The article begins by introducing three Redis dual-active schemes: hot-standby, dual-write, and bidirectional synchronization. Hot-standby is dismissed due to high maintenance costs and poor stability during failover. Dual-write is further divided into four variants: synchronous dual-write, asynchronous dual-write, cluster synchronous dual-write, and cluster asynchronous dual-write.

Synchronous dual-write suffers from high latency (30x increase compared to single write) and complex rollback handling. Asynchronous dual-write reduces latency but introduces data consistency issues. Cluster-level dual-write variants offer lower maintenance costs but inherit the same fundamental problems.

The bidirectional synchronization scheme emerges as the preferred solution, where Redis writes occur only locally while middleware handles cross-region synchronization. The article explains Redis replication mechanisms including offset tracking, backlog buffers, and runid identification. It details the evolution from sync to psync1 to psync2 protocols, addressing issues like breakpoint continuation and master failover.
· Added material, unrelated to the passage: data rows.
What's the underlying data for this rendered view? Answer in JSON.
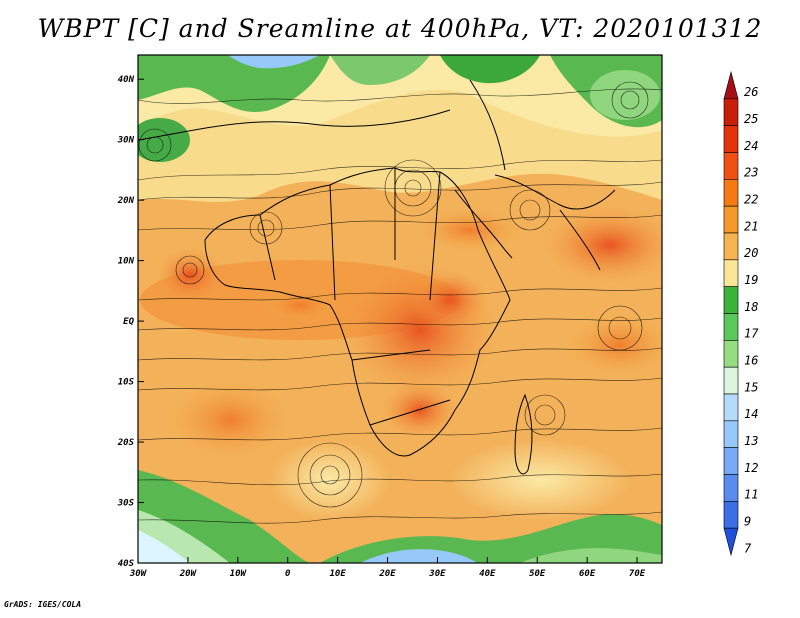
{
  "title": "WBPT [C] and Sreamline at 400hPa, VT: 2020101312",
  "credit": "GrADS: IGES/COLA",
  "map": {
    "lon_labels": [
      "30W",
      "20W",
      "10W",
      "0",
      "10E",
      "20E",
      "30E",
      "40E",
      "50E",
      "60E",
      "70E"
    ],
    "lat_labels": [
      "40N",
      "30N",
      "20N",
      "10N",
      "EQ",
      "10S",
      "20S",
      "30S",
      "40S"
    ],
    "lon_range": [
      -30,
      75
    ],
    "lat_range": [
      -40,
      44
    ]
  },
  "colorbar": {
    "labels": [
      "26",
      "25",
      "24",
      "23",
      "22",
      "21",
      "20",
      "19",
      "18",
      "17",
      "16",
      "15",
      "14",
      "13",
      "12",
      "11",
      "9",
      "7"
    ],
    "colors": [
      "#a50f15",
      "#c81e0a",
      "#e6320a",
      "#f05014",
      "#f57a14",
      "#f59a28",
      "#f5b450",
      "#fae696",
      "#3cb43c",
      "#5ac85a",
      "#96dc82",
      "#dcf5dc",
      "#b4dcfa",
      "#96c8fa",
      "#78aaf5",
      "#5a8cf0",
      "#3c6ee6",
      "#1e50dc"
    ]
  }
}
The data synchronization process is explained through slot allocation logic in Redis Cluster, where keys are distributed across master nodes based on CRC16 modulo 16384. The middleware implementation involves slave node impersonation, where synchronization tasks connect to master nodes using standard replication protocols (AUTH, REPLCONF, PSYNC).

A critical challenge addressed is preventing circular replication in bidirectional setups. The solution employs fixed-prefix keys with hash tags to ensure slot consistency between original commands and anti-loop markers. The complete bidirectional synchronization architecture is illustrated with center-to-unit and unit-to-center replication flows.

The article concludes with practical insights on single-direction synchronization tasks, explaining why target nodes must be Redis clusters rather than individual masters due to slot distribution differences between data centers.